Trail runner Shaun Collins ran the 70km Hillary Trail in each direction in less than 30 hours. Photo: Josh Gale

For ordinary mortals the 70km Hillary Trail in the Waitakere Ranges takes between three to four days to complete.

Trail runner Shaun Collins “ran the beast” twice in 29 and a half hours during its wettest season without properly training for it.

Just before the trail first opened in January 2010, Collins and his friend Gus Grey became the first people to complete it in one running session.

Afterwards, Collins, who works as a financial controller, thought to himself: “it would be nice to do a double”.

However, earlier this year in March, during an eight hour race in Queenstown, Collins damaged a disc and stopped training during April while he was getting physiotherapy.

He only began training again in May, running about seven hours each week.

“It wasn’t an ideal build up to something like this, but I’d been talking about it so long I just wanted to get out there and do it,” said the 37-year-old Laingholm resident.

He started his 149km run, with about 6700m of ascent, at 2pm on a Saturday from the Arataki Visitor Centre.

Heavy rain in the Waitakeres meant the narrow and rugged tracks that form the Hillary Trail had become boggy in some sections and rivers in others.

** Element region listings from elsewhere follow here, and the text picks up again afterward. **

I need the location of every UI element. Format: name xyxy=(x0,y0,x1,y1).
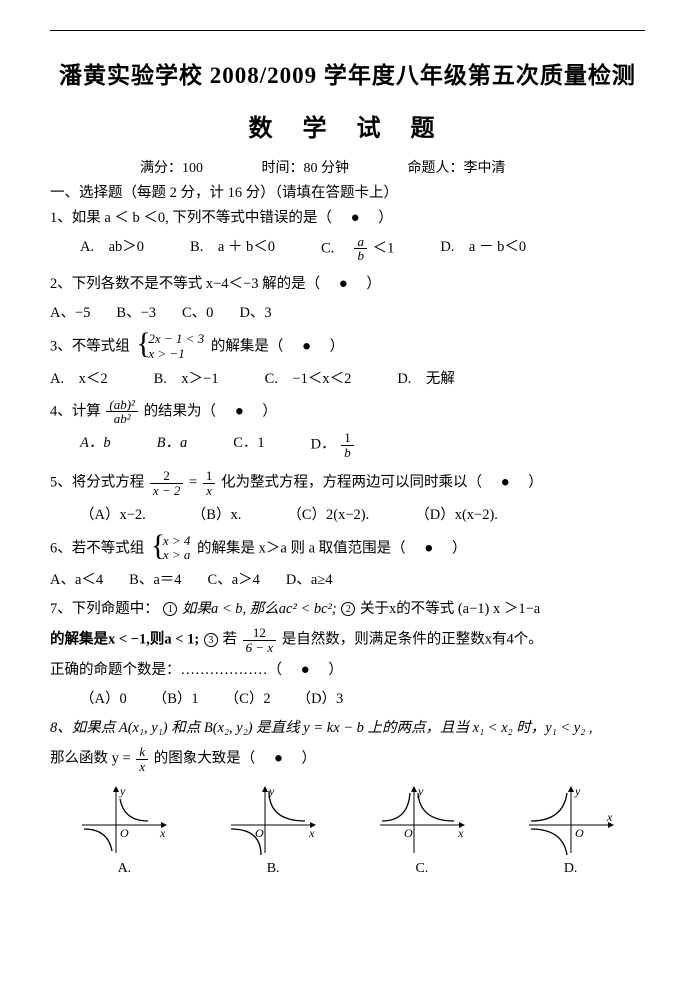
q2-opt-c: C、0 xyxy=(182,301,213,322)
choice-blank-icon: ● xyxy=(287,338,326,354)
q6-opt-a: A、a＜4 xyxy=(50,568,103,589)
question-2: 2、下列各数不是不等式 x−4＜−3 解的是（ ● ） xyxy=(50,273,645,296)
q7-opt-a: （A）0 xyxy=(80,687,127,708)
q6-opt-b: B、a＝4 xyxy=(129,568,181,589)
circled-1-icon: 1 xyxy=(163,602,177,616)
q1-opt-d: D. a － b＜0 xyxy=(440,235,526,263)
question-7: 7、下列命题中： 1 如果a < b, 那么ac² < bc²; 2 关于x的不… xyxy=(50,599,645,621)
hyperbola-left-icon: y x O xyxy=(523,781,619,859)
question-3: 3、不等式组 2x − 1 < 3 x > −1 的解集是（ ● ） xyxy=(50,332,645,362)
q3-opt-b: B. x＞−1 xyxy=(154,367,219,388)
graph-c: y x O C. xyxy=(374,781,470,877)
page-title: 潘黄实验学校 2008/2009 学年度八年级第五次质量检测 xyxy=(50,56,645,90)
section-1-heading: 一、选择题（每题 2 分，计 16 分）（请填在答题卡上） xyxy=(50,181,645,202)
q6-opt-c: C、a＞4 xyxy=(208,568,260,589)
time-limit: 时间：80 分钟 xyxy=(262,157,350,177)
question-5: 5、将分式方程 2 x − 2 = 1 x 化为整式方程，方程两边可以同时乘以（… xyxy=(50,469,645,497)
q3-opt-d: D. 无解 xyxy=(397,367,455,388)
svg-text:y: y xyxy=(119,784,126,798)
q7-opt-b: （B）1 xyxy=(153,687,199,708)
q3-options: A. x＜2 B. x＞−1 C. −1＜x＜2 D. 无解 xyxy=(50,367,645,388)
graph-a-label: A. xyxy=(76,861,172,877)
author: 命题人：李中清 xyxy=(408,157,506,177)
full-score: 满分：100 xyxy=(140,157,203,177)
q7-options: （A）0 （B）1 （C）2 （D）3 xyxy=(80,687,645,708)
question-8-line1: 8、如果点 A(x₁, y₁) 和点 B(x₂, y₂) 是直线 y = kx … xyxy=(50,718,645,740)
q1-opt-a: A. ab＞0 xyxy=(80,235,144,263)
top-rule xyxy=(50,30,645,31)
graph-d: y x O D. xyxy=(523,781,619,877)
question-7-line2: 的解集是x < −1,则a < 1; 3 若 12 6 − x 是自然数，则满足… xyxy=(50,626,645,654)
fraction: 12 6 − x xyxy=(243,626,277,654)
q4-opt-a: A．b xyxy=(80,431,111,459)
q2-options: A、−5 B、−3 C、0 D、3 xyxy=(50,301,645,322)
q4-opt-d: D． 1 b xyxy=(311,431,356,459)
q5-opt-d: （D）x(x−2). xyxy=(415,503,498,524)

But despite the conditions Collins made it to Muriwai 12 hours later at 2:30am.

“I got to Muriwai at a faster time than when we did it just the one way,” said Collins. “I was starting to wonder when I was going to hit the wall and slow right down, but it just didn’t seem to happen.”

He ran through the early morning, had a 20 minute break for breakfast at The Piha Cafe and made it back to the Arataki Visitor Centre at 8pm on Sunday evening.

Collins said he was surprised how well his body coped with the run. “It was weird because I hadn’t done lots of long distance training specifically for this mission. “At about 5am I was sleepy tired, but I was still able to run the flats and downhills.

“My legs felt great, but as soon as I crossed the finish the body just went into shutdown mode.”

In better weather conditions and with more prior training, Collins said he could shave three hours off his time, but doing it in under 24 hours “would be a big ask”.

“You could do it one way in 10 hours if you had good conditions and you were really fit, but I don’t think you’d be able to maintain that pace for double,” he said. “I reckon 26 hours.”

When he is not running in the Waitakeres, working and spending time with his family, Collins also organises Lactic Turkey trail running, rogaine and multisport events.